Once you start exploring how to add “good stuff” to your portfolio (or investments that impact the world in a biblically positive way), at some point you will be forced to ask, “What are we already invested in and what business activities are we profiting from?” Getting an answer to this question was more difficult than I thought, and my suspicion is that this is where most non-professional investors get stuck. I first posed the question to our trust company managers, who were eager to share their ESG and Catholic values screens as options. I quickly realized, however, that we were speaking two different languages.
As I attended more events, FDI gatherings, Zoom calls, the Talanton conference, and countless others (this is becoming a hot topic at most conferences!), I started meeting my “river guides,” as I like to call them. These are people I could be honest with about how out of my league I felt (again, the jargon and absence of other women in the Zoom rooms), and each river guide pointed me to the next one. I boldly took every call and was eventually introduced to Endel Liias at Nexus Impact Advisors. Endel and I had a long get-to-know-you conversation during which I finally felt like I wasn't crazy and that it was possible to align our investments with our Christian values.
This began a year-long journey to screen OUT what we don't want and replace it with investments we feel really good about. And yes, it is expensive and time consuming to hire consultants with the specialized expertise we needed. It's important to be honest about that and realize that once the initial work is completed, costs and time will reduce. It's a lot of heavy lifting on the front end, but talented, experienced advisors are worth the investment.
For brevity I’ll simply list our process over the last year:
Contract with Endel after developing clear expectations of outcomes. Our goal was to align our entire portfolio with our values while targeting an 8-9% risk-adjusted rate of return needed to fund our grantmaking goals. We wanted to make sure our foundation would not diminish due to these investment choices but continue in perpetuity for future generations. Returns are important to us.
Connect Endel to our trust company and long-serving investment advisors, who shared all the necessary info with him (they have been terrific about collaborating with an outside advisor, which surprised us!).
Clearly define our Christian values and codify them in a screening framework that can be applied to our investment portfolio. This includes both negative screens (to remove the “bad stuff”) and positive screens (to proactively invest in the “good stuff”).

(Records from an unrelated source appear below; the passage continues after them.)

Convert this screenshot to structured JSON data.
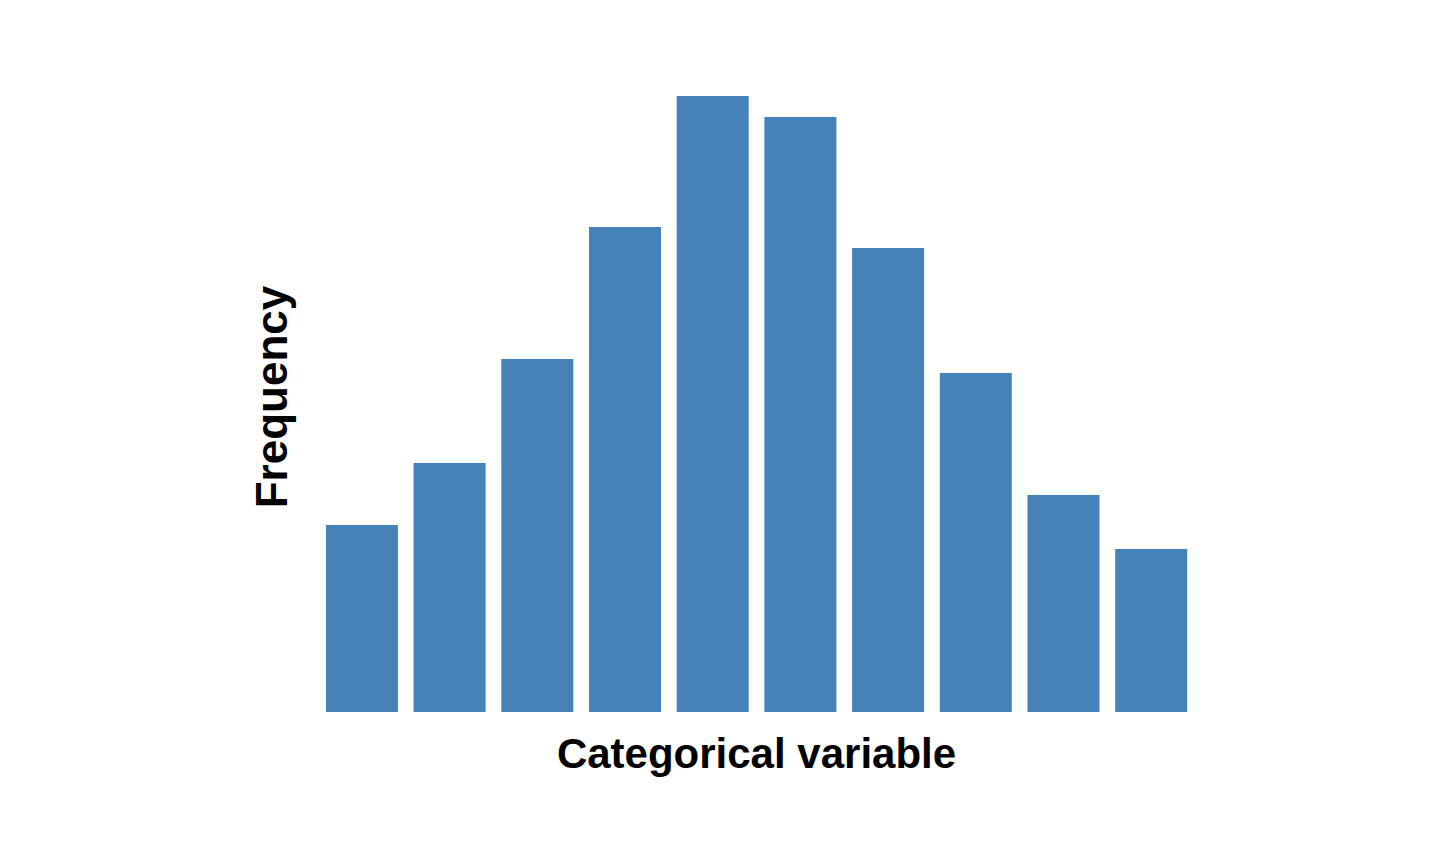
{
  "chart_data": {
    "type": "bar",
    "x_label": "Categorical variable",
    "y_label": "Frequency",
    "categories": [
      null,
      null,
      null,
      null,
      null,
      null,
      null,
      null,
      null,
      null
    ],
    "values": [
      18.7,
      24.9,
      35.3,
      48.5,
      61.6,
      59.5,
      46.4,
      33.9,
      21.7,
      16.3
    ],
    "color": "#4682b8",
    "ylim": [
      0,
      63
    ],
    "grid": false,
    "tick_labels": false
  }
}
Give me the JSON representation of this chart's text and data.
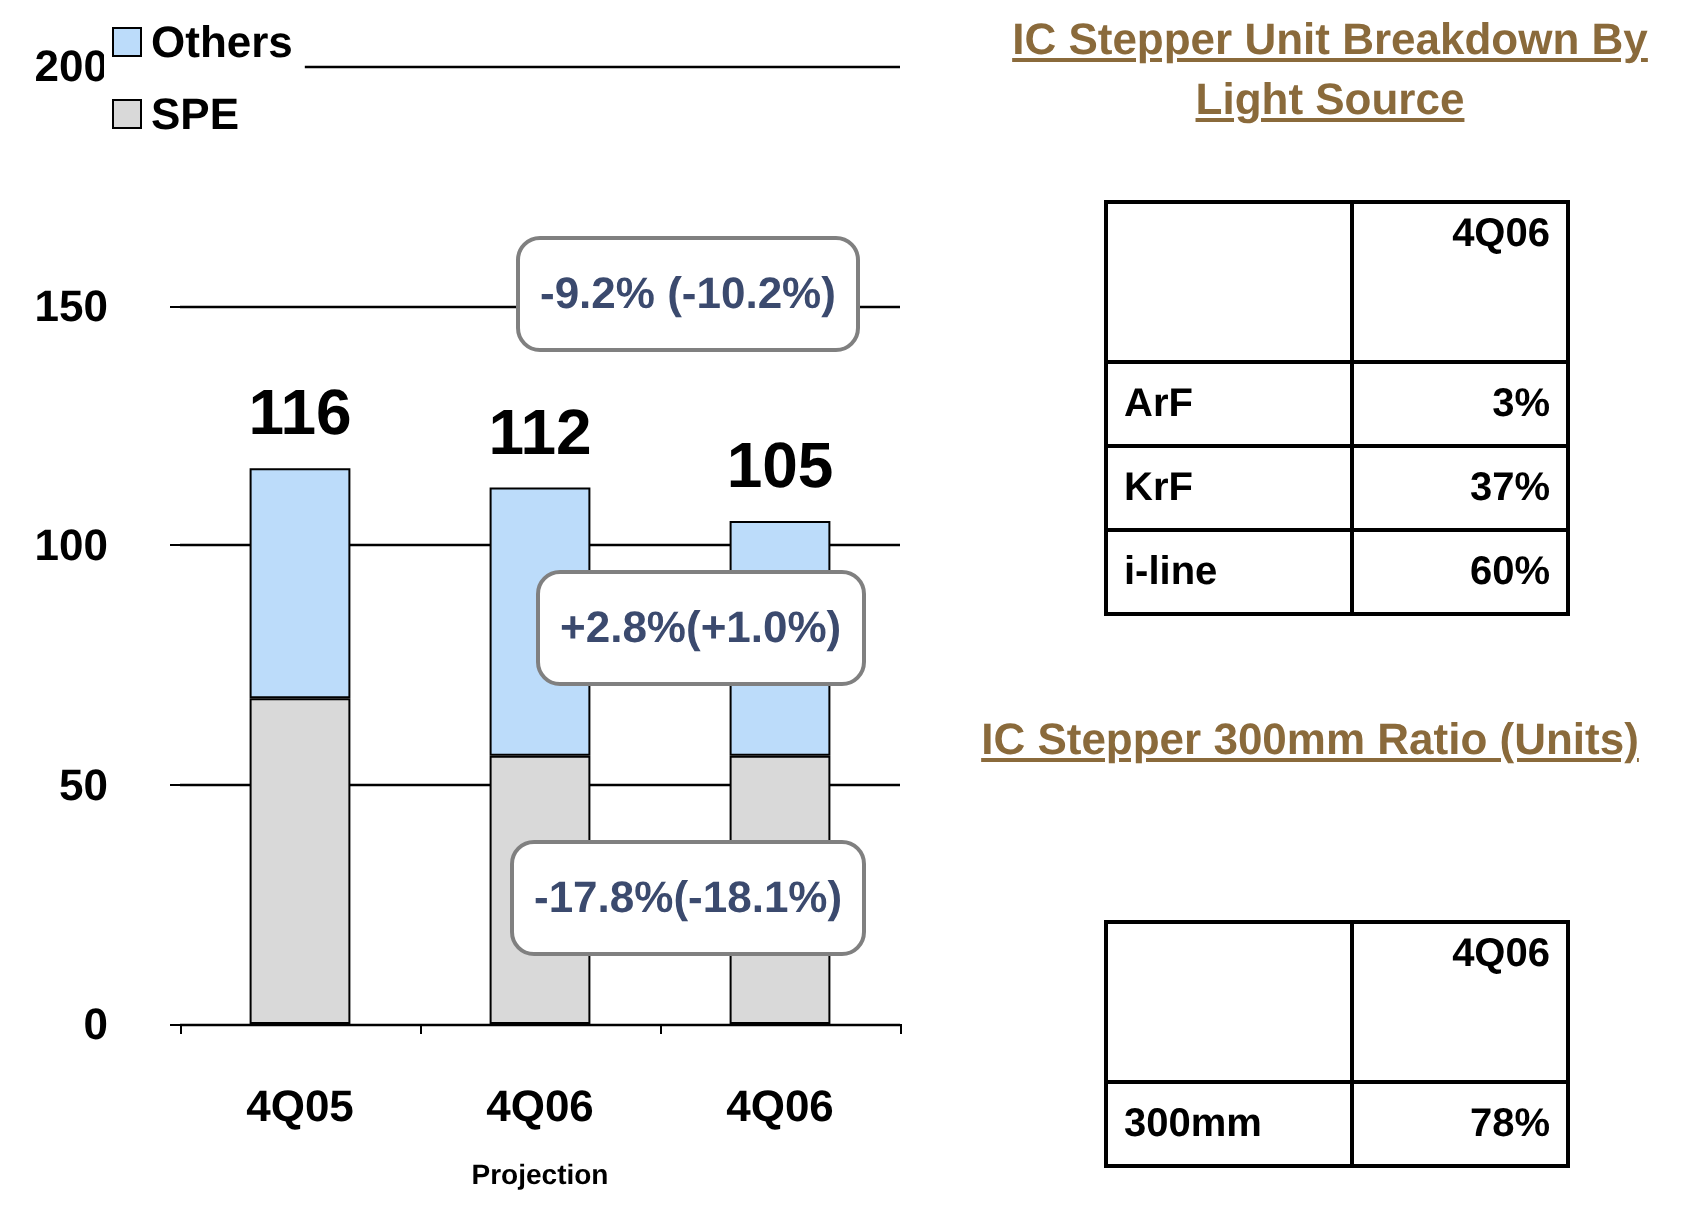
{
  "chart_data": [
    {
      "type": "bar",
      "stacked": true,
      "categories": [
        "4Q05",
        "4Q06",
        "4Q06"
      ],
      "xlabel": "Projection",
      "series": [
        {
          "name": "SPE",
          "color": "#d9d9d9",
          "values": [
            68,
            56,
            56
          ]
        },
        {
          "name": "Others",
          "color": "#bcdcfa",
          "values": [
            48,
            56,
            49
          ]
        }
      ],
      "totals": [
        "116",
        "112",
        "105"
      ],
      "ylim": [
        0,
        200
      ],
      "yticks": [
        0,
        50,
        100,
        150,
        200
      ],
      "grid": "y",
      "legend": "top left",
      "annotations": [
        "-9.2% (-10.2%)",
        "+2.8%(+1.0%)",
        "-17.8%(-18.1%)"
      ]
    },
    {
      "type": "other",
      "title": "IC Stepper Unit Breakdown By Light Source",
      "categories": [
        "ArF",
        "KrF",
        "i-line"
      ],
      "series": [
        {
          "name": "4Q06",
          "values": [
            3,
            37,
            60
          ],
          "value_labels": [
            "3%",
            "37%",
            "60%"
          ]
        }
      ]
    },
    {
      "type": "other",
      "title": "IC Stepper 300mm Ratio (Units)",
      "categories": [
        "300mm"
      ],
      "series": [
        {
          "name": "4Q06",
          "values": [
            78
          ],
          "value_labels": [
            "78%"
          ]
        }
      ]
    }
  ]
}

Craft a new Investment Policy Statement (IPS) for our foundation with Endel’s help and collaboration from our board. This would serve as a blueprint for our investment activity outlining financial goals, investment objectives, constraints, governance mechanisms, values frameworks, and more.
Endel, in collaboration with our trust company, screened our entire portfolio of listed securities (meaning publicly-traded investments like stocks and bonds). Certain holdings like hedge funds are not required to divulge their underlying holdings, making screening nearly impossible.
And then…fall down in shock after realizing we are invested in:
23 abortion providers
3 abortifacient contraceptive manufacturers
147 companies using embryonic and/or fetal stem cells
2 adult entertainment/pornography producers
50 gambling operators
87 companies with severe or very severe human rights violations
41 tobacco producers
63 alcohol producers
2 private prison operators
12 predatory lenders
WHAT?! REALLY?
We lamented and then…
Endel and our Foundation treasurer started exploring model portfolios that remove these problematic holdings while still targeting market-rate returns. Turns out there are lots of competitive options out there, from values-aligned mutual funds and ETFs to more customized direct index solutions called Separately Managed Accounts (SMAs).
Sought to understand more about the financial performance of a values-aligned portfolio by reviewing fact sheets from existing fund managers and running backtests on the models (again, thank you Trust company)!
Completed my own task (as the above items were completed by Nexus and our trust company holding the foundation assets). I kept pitching very high risk, early stage, private investments in Africa and elsewhere to Endel, most likely driving him crazy, while I still kept the drumbeat up on “competitive returns”.
I’ll end this article by sharing what I’ve continued to do through it all: keep learning the jargon and studying portfolio diversification. Plus asking the big question, will this really work? Will our returns tank?